A major obstacle, however, is that the Nakhodka pipeline would need to carry at least 50 million tons of crude a year to be viable, whereas the shorter Chinese route would need to transport only 20 million tons a year, which the eastern Siberian region can supply. In fact, in April the chief executive of Transneft, Semyon Vainshtock, said his company's feasibility study "left no room for doubt" that the area did not have enough oil to justify the $5.2 billion pipeline project. Still, Tokyo refused to give up. A stream of Japanese officials traveled to Russia to press Japan's case.

The Russians have been talking about constructing a pipeline that would branch off and serve both China and Japan. However, it does not appear that such a move can be economically viable, since there isn't enough oil to satisfy the needs of both countries.

A new obstacle emerged last month when environmentalists raised objections to both proposed Siberian pipelines, warning that their construction could destroy the habitat of rare and endangered species. In early September, Russia's deputy natural resources minister, Kirill Yankov, said his ministry was likely to reject the proposed Angarsk-Daqing pipeline. A few days later, Prime Minister Mikhail Kasyanov said the Russian government had not yet decided on the route of the Angarsk-Daqing pipeline "because environmental experts do not approve the proposed routes."

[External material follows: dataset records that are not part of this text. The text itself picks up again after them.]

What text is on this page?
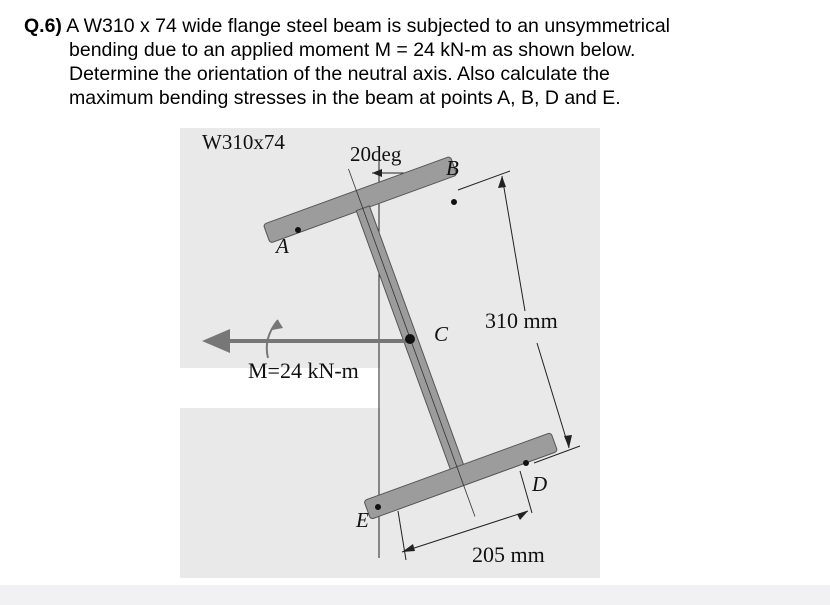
Q.6) A W310 x 74 wide flange steel beam is subjected to an unsymmetrical
bending due to an applied moment M = 24 kN-m as shown below.
Determine the orientation of the neutral axis. Also calculate the
maximum bending stresses in the beam at points A, B, D and E.
W310x74	20deg
A
B
C
D
E
310 mm
M=24 kN-m
205 mm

Faced with the possibility that the pipeline may not be built after all, China last week dispatched a high-ranking delegation to Moscow to lobby the Russian government. The high-ranking delegation included Ma Fucai, who had signed the agreement with YUKOS in May.

Russia may well be playing China off against Japan to get the best possible offer. However, if Russia were to renege on its agreement with China in favor of the Japanese proposal, it would be extremely damaging to the Sino-Russian relationship.

Frank Ching is a Hong Kong-based journalist and commentator.